Farley works as a Tennessee contractor most of the year, but come November he can be found hoisting Christmas trees around for customers at Capitol Market. Farley works for Lily's Landscaping of Flat Top.
"I've been doing this for about 14 years," Farley said. "I move here for about six weeks and stay in a motel.
"I figure we handle every tree 14 or 15 times," he said of the hard work that begins with harvesting trees on his friend's 1,500-acre tree farm and ends by tying a tree onto a car top.
He expects Lily's to sell 1,200 trees this season, and some customers already have bought theirs.
"I sold two yesterday and two today," he said Wednesday.
Most vendors were gearing up Wednesday at the outdoor market, readying their supply of wreaths, trees and other holiday decorations. Most said they expect the bulk of their trees to be sold the weekend of Nov. 30.

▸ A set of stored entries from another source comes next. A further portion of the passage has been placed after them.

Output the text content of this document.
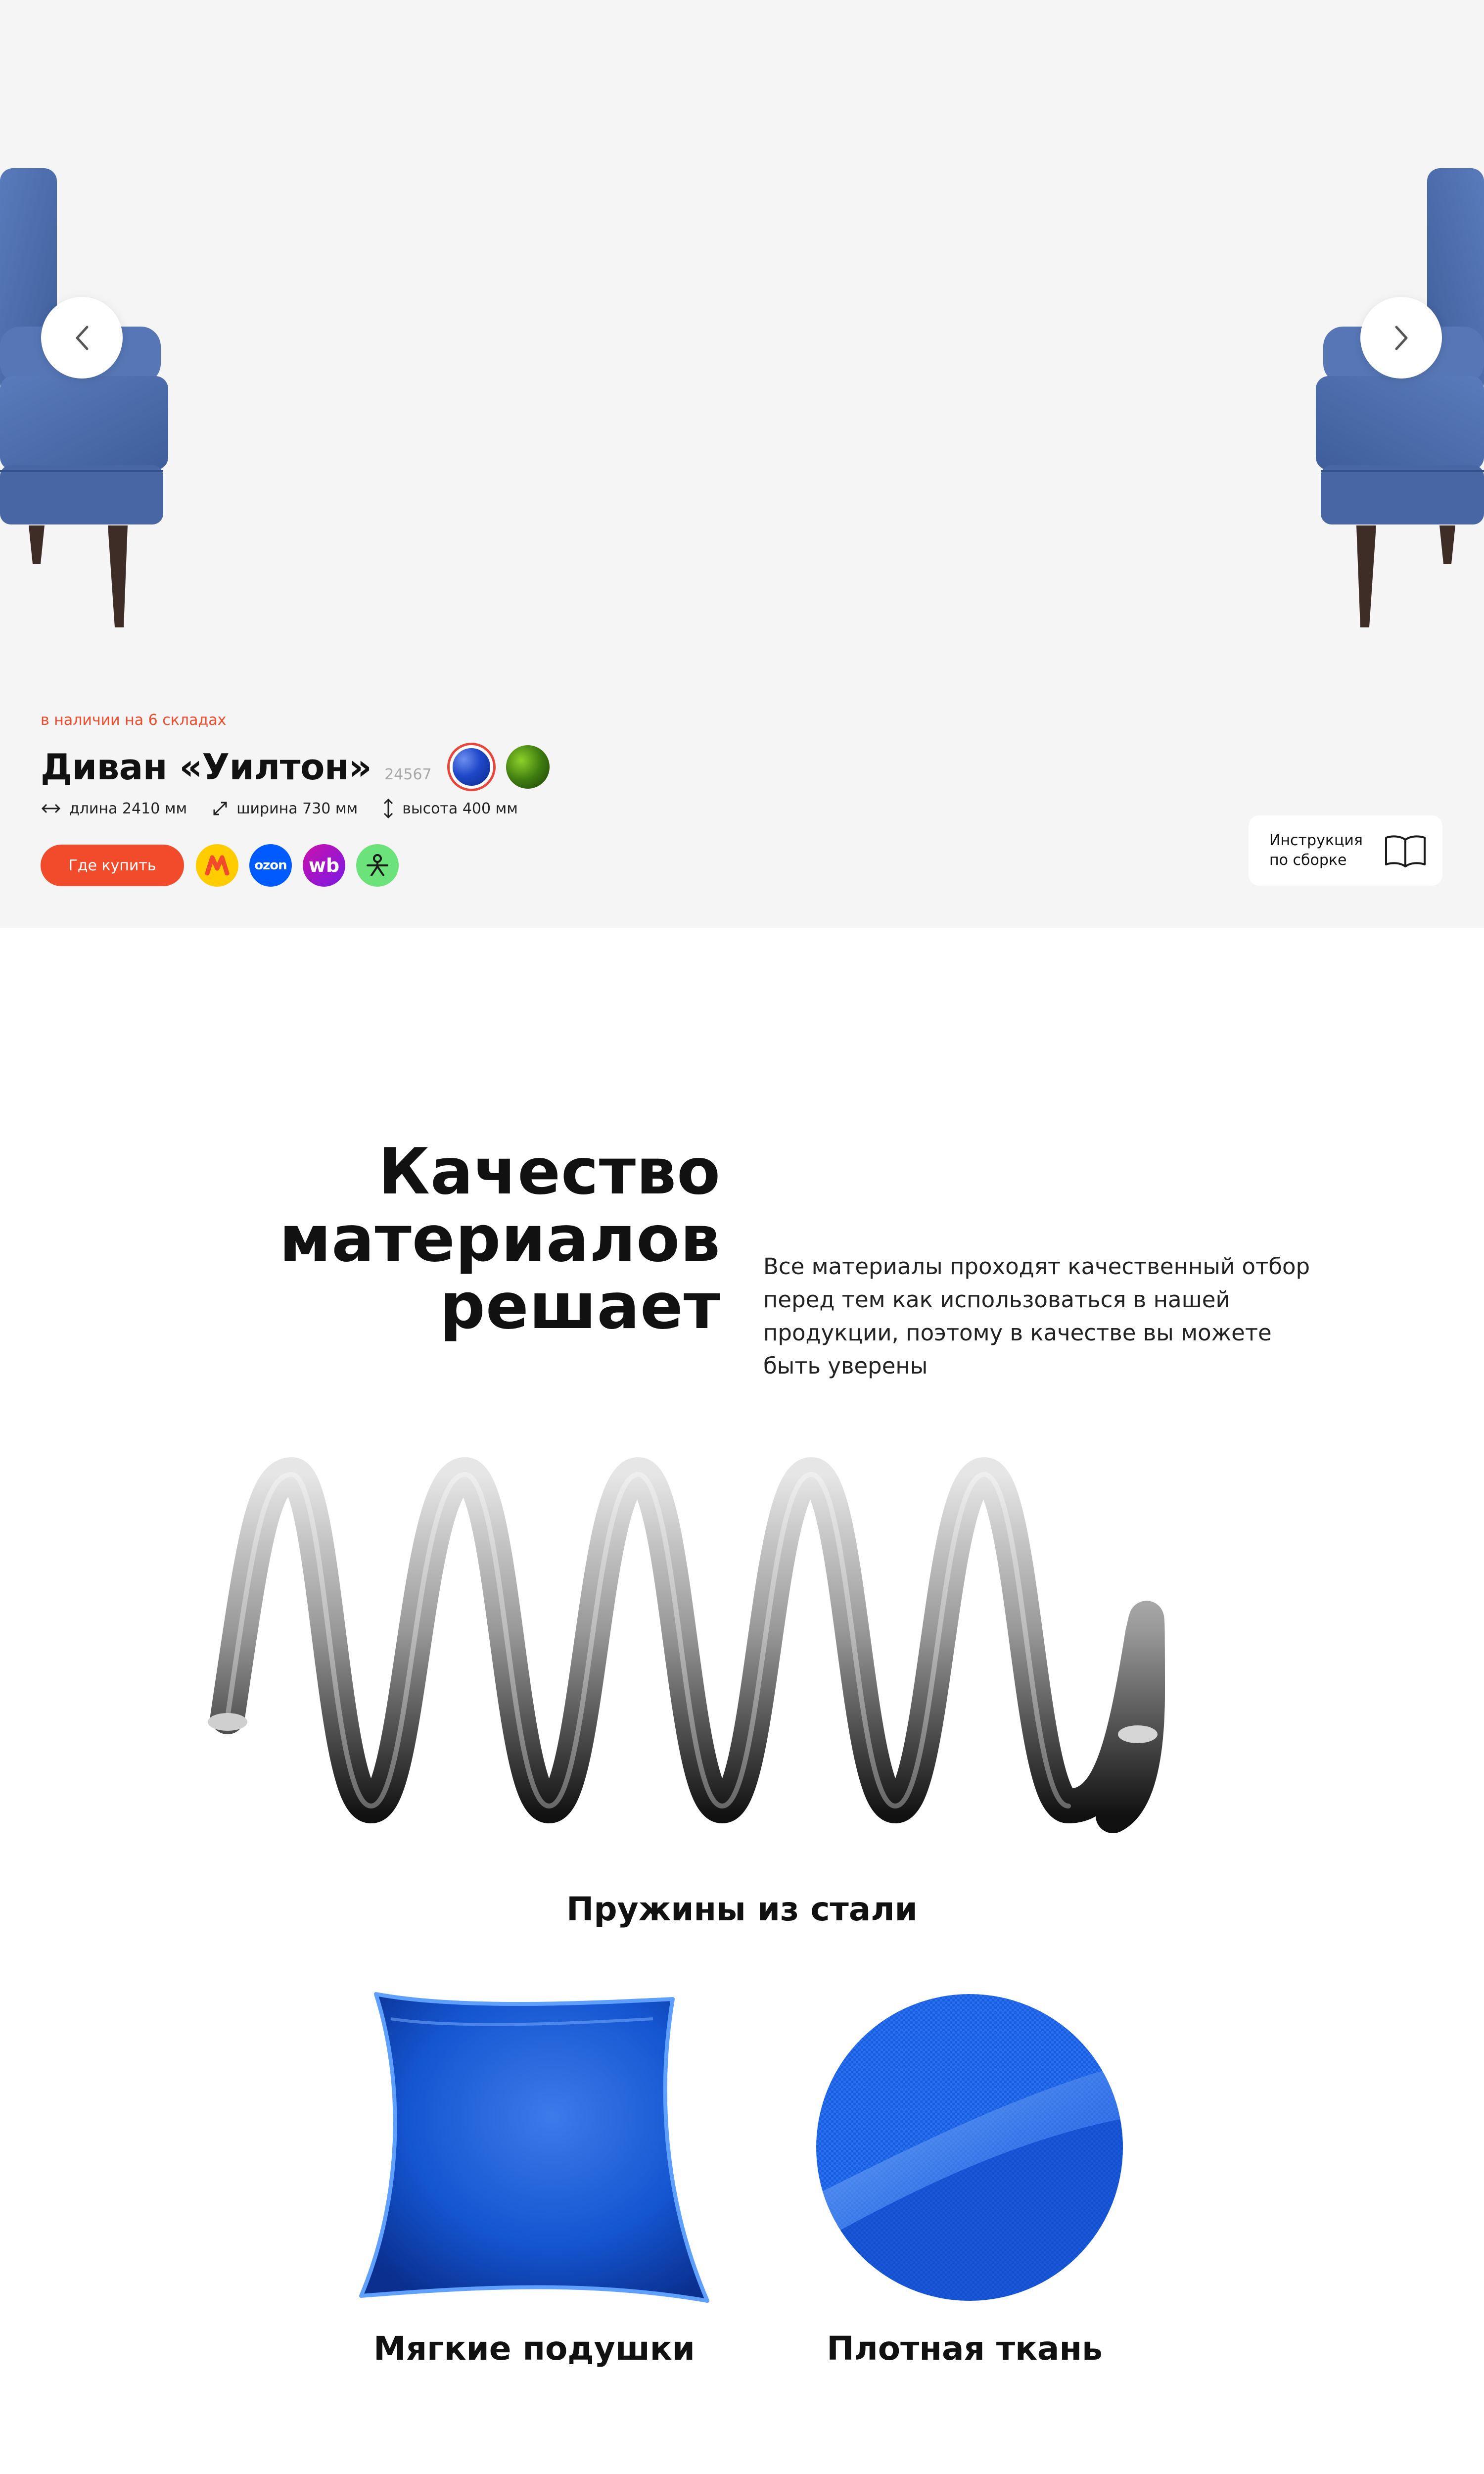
в наличии на 6 складах
Диван «Уилтон» 24567
длина 2410 мм	ширина 730 мм	высота 400 мм
Где купить	ozon	wb
Инструкция
по сборке
Качество
материалов
решает

Все материалы проходят качественный отбор перед тем как использоваться в нашей продукции, поэтому в качестве вы можете быть уверены

Пружины из стали
Мягкие подушки	Плотная ткань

"A lot of people come out and look the day after Thanksgiving," said Felicia Hathaway, who is helping her husband, Alan, with sales at their Jameson Farms booth. "But most sales come after that."
But Alan Hathaway, who also owns the Purple Onion and WV Marketplace, said some people shop early and he sold four trees to one customer Wednesday.
"Most people want to get in front of it," he said of the trend toward earlier decorating. "They just want to get it done. That weather scare in October got people in the mood to start decorating."
That includes him. The Hathaways put their own live tree up in their Culloden home last week.
Felicia, a Cabell County teacher, comes to the market on weekends to help with the greenery booth.
"In the summer I help with the trees on the farm, mowing around them, trimming, maintaining them," she said.